Non aveva voglia di ricordare quella specializzazione decisa con Hans e scelta insieme a lui perché era una passione che accomunava entrambi, e infine diventata motivo di rancore e rivendicazione come ogni altro aspetto che aveva riguardato la loro vita insieme.
- Ma perché lasciare Marsiglia così di colpo, André? -, domandò, decisa a riportare la conversazione su un territorio meno impervio.
- Voglio dire, anche se mio padre ti ha lasciato il centro...
André indugiò prima di rispondere, come se stesse cercando le parole adeguate.
- Alla fine ho sempre pensato che prima o poi sarei dovuto tornare qua -, esordì poi, - E forse questa è l’occasione giusta per farlo.
Che poi è quello che mi ha scritto mio padre, pensò Françoise.
E che voleva Marie.
- Bisognerà che tu impari qualcosa su come si esercita qui -, opinò, - Immagino sia molto diverso da Marsiglia...
- Penso che la gente soffra delle stesse malattie ovunque -, fu la replica di lui.
- Certo -, concordò Françoise, - Ma questa è una realtà differente. Qui, come sai, ci troviamo a Anzin-Saint Aubin, anche se mio nonno, in un accesso di megalomania, lo ha chiamato Centro Medico di Arras...Siamo abbastanza distanti dalla città e l’ospedale più vicino è il Centre Hospitalier d’Arras, ma noi ci occupiamo soprattutto di quelle persone che per un motivo o per un altro non possono raggiungerlo. Seguiamo anche le degenze post operatorie di chi vive in zone lontane e non ha nessuno che lo assista, e abbiamo anche una piccola sala operatoria che si occupa degli interventi più semplici.
- Molto bene -, annuì André, - C’è altro da sapere?
- Abbiamo moltissime chiamate d’urgenza da parte dei turisti, in estate -, gli rispose lei.
- Ho capito -, concluse lui, - Non credo che sarà difficile.
Françoise si concentrò per qualche istante sul fondo del bicchiere, poi sollevò di colpo gli occhi. - Dovremmo preparare una bozza d’accordo per la nostra collaborazione....-, obiettò, riluttante, - E quando pensi di poter cominciare, a proposito?

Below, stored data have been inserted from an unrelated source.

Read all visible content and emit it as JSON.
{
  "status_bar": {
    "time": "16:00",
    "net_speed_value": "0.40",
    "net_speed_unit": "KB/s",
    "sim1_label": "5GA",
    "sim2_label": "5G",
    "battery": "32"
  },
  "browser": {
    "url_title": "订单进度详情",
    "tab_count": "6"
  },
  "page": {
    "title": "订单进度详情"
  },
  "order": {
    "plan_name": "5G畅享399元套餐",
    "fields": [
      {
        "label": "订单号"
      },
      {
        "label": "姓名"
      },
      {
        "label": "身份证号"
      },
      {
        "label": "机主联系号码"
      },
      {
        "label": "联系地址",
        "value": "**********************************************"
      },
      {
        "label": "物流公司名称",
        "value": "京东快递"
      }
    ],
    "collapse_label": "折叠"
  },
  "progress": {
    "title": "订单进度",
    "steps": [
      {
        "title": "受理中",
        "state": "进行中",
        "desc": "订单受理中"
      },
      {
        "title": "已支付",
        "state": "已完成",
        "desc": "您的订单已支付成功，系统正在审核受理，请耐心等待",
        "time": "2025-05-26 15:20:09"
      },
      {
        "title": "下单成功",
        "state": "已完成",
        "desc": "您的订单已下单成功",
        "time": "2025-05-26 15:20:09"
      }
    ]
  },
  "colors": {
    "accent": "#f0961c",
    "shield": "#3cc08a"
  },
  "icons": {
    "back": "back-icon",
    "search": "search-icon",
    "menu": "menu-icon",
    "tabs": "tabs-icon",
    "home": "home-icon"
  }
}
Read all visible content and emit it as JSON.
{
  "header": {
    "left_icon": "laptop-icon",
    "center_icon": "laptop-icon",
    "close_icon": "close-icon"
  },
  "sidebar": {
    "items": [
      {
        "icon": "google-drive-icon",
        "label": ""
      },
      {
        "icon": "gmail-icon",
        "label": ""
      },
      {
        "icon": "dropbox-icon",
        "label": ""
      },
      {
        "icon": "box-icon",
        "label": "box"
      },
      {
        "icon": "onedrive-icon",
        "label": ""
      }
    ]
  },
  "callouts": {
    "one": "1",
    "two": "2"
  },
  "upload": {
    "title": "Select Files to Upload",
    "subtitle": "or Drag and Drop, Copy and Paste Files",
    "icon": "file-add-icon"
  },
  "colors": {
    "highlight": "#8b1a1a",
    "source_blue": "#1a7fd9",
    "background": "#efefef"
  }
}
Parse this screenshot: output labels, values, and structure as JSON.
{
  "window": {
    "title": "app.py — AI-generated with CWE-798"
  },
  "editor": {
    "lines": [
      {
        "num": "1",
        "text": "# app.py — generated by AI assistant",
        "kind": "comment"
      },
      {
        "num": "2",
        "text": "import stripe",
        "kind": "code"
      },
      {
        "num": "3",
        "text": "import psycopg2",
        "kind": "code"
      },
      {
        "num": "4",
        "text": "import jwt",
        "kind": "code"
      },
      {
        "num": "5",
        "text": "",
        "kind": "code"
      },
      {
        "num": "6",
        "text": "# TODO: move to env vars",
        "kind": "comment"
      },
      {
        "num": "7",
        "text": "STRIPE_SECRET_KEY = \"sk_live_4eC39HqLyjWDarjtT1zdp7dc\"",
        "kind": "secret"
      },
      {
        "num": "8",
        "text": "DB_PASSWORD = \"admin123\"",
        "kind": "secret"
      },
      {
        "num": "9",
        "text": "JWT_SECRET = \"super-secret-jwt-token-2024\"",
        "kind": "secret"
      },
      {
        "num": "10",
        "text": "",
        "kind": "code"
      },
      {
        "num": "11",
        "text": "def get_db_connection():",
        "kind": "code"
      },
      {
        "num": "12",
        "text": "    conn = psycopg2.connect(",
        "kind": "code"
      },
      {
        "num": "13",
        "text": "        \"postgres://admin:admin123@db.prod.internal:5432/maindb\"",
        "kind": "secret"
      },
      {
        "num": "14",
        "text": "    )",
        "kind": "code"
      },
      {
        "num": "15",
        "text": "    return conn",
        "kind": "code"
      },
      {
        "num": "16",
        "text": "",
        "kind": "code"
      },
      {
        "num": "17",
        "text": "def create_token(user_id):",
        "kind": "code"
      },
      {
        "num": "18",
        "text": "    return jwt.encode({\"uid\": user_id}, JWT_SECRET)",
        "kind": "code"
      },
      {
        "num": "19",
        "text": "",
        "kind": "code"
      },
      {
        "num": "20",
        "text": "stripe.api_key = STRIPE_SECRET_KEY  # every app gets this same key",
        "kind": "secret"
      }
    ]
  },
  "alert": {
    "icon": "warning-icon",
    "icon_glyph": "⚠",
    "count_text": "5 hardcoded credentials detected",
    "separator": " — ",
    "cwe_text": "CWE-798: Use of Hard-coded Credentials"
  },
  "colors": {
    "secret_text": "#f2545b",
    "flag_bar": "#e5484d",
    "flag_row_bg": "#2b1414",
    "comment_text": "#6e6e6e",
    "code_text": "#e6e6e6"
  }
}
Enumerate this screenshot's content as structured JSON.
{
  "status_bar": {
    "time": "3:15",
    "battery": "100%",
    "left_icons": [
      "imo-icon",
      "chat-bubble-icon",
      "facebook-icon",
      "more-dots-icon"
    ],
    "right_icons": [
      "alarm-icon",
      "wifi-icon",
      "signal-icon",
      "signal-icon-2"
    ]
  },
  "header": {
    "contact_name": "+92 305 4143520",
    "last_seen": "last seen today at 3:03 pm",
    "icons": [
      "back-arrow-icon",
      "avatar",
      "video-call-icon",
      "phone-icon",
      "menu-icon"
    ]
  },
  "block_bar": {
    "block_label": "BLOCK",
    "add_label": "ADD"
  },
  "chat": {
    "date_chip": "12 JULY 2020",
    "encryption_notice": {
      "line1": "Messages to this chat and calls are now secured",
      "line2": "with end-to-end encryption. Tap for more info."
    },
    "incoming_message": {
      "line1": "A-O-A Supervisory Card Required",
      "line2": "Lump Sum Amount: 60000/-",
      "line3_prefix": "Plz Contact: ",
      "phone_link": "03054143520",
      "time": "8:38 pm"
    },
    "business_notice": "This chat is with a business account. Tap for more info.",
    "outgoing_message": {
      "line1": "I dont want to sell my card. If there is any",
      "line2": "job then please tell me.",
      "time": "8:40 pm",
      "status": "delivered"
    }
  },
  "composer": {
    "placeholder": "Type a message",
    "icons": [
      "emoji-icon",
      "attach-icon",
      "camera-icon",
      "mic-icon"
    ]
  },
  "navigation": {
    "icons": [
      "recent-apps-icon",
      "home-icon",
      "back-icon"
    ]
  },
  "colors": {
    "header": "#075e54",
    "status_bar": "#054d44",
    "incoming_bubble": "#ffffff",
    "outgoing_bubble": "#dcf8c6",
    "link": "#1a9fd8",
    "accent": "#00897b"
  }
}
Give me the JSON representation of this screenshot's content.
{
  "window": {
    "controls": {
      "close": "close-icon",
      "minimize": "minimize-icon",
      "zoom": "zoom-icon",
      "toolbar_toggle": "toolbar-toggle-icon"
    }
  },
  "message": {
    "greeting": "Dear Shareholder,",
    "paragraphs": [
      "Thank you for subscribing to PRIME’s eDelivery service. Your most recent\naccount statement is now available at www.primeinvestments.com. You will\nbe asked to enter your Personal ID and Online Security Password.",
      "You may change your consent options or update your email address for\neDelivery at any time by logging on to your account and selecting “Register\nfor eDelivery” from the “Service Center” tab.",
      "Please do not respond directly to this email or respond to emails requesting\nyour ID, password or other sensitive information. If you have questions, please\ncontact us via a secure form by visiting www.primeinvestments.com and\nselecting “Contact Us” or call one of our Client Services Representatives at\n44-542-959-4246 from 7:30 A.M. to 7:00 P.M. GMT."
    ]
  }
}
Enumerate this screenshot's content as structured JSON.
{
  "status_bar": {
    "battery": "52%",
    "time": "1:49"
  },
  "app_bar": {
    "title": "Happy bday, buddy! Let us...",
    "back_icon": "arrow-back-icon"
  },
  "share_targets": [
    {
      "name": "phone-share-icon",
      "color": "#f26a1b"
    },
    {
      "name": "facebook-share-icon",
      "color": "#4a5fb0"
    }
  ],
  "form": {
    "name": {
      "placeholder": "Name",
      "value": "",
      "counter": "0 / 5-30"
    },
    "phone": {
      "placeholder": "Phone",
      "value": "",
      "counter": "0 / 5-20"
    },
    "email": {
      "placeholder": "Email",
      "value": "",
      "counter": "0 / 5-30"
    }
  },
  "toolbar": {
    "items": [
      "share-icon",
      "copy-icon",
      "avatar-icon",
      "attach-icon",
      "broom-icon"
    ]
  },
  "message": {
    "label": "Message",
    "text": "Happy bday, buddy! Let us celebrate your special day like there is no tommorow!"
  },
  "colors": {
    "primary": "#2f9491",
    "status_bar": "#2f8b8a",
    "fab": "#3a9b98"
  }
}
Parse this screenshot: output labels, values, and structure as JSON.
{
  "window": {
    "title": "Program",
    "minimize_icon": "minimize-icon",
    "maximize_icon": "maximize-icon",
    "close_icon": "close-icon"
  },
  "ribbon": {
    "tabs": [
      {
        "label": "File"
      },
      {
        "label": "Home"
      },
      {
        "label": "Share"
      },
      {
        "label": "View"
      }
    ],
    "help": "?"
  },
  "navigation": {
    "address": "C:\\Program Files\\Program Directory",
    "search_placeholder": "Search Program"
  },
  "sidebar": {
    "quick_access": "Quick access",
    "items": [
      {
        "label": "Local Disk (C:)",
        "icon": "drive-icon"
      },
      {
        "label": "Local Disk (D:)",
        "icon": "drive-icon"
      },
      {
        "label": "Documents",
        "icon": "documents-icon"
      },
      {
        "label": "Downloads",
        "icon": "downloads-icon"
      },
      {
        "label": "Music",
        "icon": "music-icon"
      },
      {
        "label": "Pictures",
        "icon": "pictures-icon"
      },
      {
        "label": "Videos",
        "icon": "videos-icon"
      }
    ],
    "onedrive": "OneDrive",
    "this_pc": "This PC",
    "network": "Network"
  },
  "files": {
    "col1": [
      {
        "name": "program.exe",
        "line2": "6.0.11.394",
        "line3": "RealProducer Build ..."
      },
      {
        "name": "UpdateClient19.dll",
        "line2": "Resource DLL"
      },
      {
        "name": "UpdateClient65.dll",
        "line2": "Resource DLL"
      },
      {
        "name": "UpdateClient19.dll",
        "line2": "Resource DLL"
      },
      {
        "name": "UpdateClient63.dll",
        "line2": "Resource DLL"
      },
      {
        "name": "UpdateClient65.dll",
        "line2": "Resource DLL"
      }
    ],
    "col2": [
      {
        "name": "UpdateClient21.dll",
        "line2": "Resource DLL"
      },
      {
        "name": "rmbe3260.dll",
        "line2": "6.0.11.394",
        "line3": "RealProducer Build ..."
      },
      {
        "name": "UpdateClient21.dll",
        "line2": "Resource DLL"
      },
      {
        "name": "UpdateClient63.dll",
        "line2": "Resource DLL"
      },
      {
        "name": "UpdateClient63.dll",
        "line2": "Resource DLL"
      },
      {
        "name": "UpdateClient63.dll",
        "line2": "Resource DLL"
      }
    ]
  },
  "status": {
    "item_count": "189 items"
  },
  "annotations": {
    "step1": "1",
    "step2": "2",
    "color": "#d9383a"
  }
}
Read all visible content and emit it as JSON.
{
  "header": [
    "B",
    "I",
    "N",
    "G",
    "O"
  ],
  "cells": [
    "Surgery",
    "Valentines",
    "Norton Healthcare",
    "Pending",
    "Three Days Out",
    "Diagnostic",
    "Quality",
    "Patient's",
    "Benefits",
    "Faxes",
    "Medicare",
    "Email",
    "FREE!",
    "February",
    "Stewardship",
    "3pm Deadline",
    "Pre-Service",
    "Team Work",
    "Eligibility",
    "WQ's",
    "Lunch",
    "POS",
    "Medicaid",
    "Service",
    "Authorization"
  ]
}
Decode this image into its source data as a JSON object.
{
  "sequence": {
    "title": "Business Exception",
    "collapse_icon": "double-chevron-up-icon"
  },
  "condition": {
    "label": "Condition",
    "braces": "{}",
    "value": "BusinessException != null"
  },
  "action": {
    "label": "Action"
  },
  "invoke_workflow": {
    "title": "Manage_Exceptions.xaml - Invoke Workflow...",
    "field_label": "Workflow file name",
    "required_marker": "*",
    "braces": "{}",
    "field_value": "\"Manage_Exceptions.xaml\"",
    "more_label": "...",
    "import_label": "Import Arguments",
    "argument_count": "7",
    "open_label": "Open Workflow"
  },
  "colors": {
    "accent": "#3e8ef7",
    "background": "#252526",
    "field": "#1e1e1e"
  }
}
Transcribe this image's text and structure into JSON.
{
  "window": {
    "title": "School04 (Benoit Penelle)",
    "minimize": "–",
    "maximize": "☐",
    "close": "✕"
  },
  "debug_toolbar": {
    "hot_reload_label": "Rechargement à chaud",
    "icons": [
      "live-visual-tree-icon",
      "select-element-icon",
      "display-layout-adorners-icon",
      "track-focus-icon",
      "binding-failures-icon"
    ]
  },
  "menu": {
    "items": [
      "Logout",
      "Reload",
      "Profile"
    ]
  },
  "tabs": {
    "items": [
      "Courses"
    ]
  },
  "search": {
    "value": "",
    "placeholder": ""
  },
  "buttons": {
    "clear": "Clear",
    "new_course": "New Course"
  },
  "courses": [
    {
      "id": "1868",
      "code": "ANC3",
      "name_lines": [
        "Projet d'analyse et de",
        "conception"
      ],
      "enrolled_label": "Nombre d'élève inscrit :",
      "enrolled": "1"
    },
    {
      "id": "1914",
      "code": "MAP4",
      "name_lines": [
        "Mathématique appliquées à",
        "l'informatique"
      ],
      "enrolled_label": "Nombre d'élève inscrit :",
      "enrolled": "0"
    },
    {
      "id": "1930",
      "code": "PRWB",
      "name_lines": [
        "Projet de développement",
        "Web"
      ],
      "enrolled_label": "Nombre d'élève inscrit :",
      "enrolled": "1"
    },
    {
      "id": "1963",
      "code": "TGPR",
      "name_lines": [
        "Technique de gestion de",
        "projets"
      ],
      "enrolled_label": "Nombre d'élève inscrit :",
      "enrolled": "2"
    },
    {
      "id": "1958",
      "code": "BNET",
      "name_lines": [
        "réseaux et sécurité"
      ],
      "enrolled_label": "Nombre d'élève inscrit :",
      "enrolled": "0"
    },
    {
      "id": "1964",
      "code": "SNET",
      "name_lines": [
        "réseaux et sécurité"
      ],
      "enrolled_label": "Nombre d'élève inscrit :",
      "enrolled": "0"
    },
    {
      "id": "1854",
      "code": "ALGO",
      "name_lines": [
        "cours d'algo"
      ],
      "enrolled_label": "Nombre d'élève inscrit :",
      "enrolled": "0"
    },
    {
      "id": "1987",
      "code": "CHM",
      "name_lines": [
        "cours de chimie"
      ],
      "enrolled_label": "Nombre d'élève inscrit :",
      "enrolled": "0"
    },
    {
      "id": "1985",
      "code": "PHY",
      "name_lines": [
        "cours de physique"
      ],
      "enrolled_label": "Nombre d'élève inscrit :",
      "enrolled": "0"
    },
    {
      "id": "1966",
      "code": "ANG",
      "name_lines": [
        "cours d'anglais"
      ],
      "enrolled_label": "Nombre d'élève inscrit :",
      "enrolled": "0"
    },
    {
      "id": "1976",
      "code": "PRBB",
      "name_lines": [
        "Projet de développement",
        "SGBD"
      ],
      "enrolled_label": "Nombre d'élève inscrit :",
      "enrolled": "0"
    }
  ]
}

- Devo avere due settimane di ferie -, le rispose prontamente André, - Le userò come preavviso per congelare il mio incarico.
Lei scosse ripetutamente la testa in segno di approvazione.
- E... per il trasloco? -, chiese poi.
André fece un lieve sorriso.
- Non è che ci sia molto da portare -, replicò, - Sono uno che viaggia leggero, e ho con me quasi tutto quello che mi serve. Per il resto ho un collega che può spedirmi tutto con calma.
Lei si morse un labbro, poi si mise a picchiettare con l’indice sul bordo del bicchiere con aria pensosa.
Non era ancora sicura di essere disposta ad accogliere André a braccia aperte.
Però lui era lì, e lei aveva un bisogno disperato di aiuto per mandare avanti il centro medico.
Lui sembrò indovinare i suoi pensieri: rapidamente si alzò dalla poltroncina e le si chinò di fronte, appoggiando entrambi i palmi sulle ginocchia di lei.
- Concedimi sei mesi, Françoise -, le chiese con voce ferma, guardandola dritta negli occhi, - Sei mesi per lavorare insieme e per capire se possiamo farcela. Se non succederà, non sarai certo tu ad andartene.
Per alcuni secondi Françoise rimase immobile, con gli occhi fissi in quelli di lui.
- D’accordo -, acconsentì poi, riscuotendosi, - Nel giro di una settimana preparerò una bozza di contratto per una collaborazione di sei mesi.
Un brivido leggero, al quale non avrebbe saputo dare un nome, le correva lungo la schiena. Lei si alzò di scatto, confusa.
- Adesso devo scappare -, concluse, - La sera vado sempre a trovare mia madre.
- Vive da queste parti? -, domandò lui, alzandosi a sua volta.
- Ha un appartamentino nel centro di Arras -, gli rispose Françoise, - E’ riuscita a rifarsi una vita decente dopo aver lasciato mio padre.
André annuì senza rispondere, poi aprì la porta e le fece strada fino all’uscita del bed and breakfast. Fuori aveva preso a piovigginare e l’aria profumava di terra bagnata. Stava venendo l’autunno e presto le giornate sarebbero state scure e fredde. André pensò tristemente che sarebbe dovuto tornare prima se non avesse seguito la sua ostinazione.
Il cellulare di Françoise prese a suonare insistentemente, distogliendolo da quelle riflessioni.
- Il centro -, esordì lei dopo aver controllato il display, - Devo andare.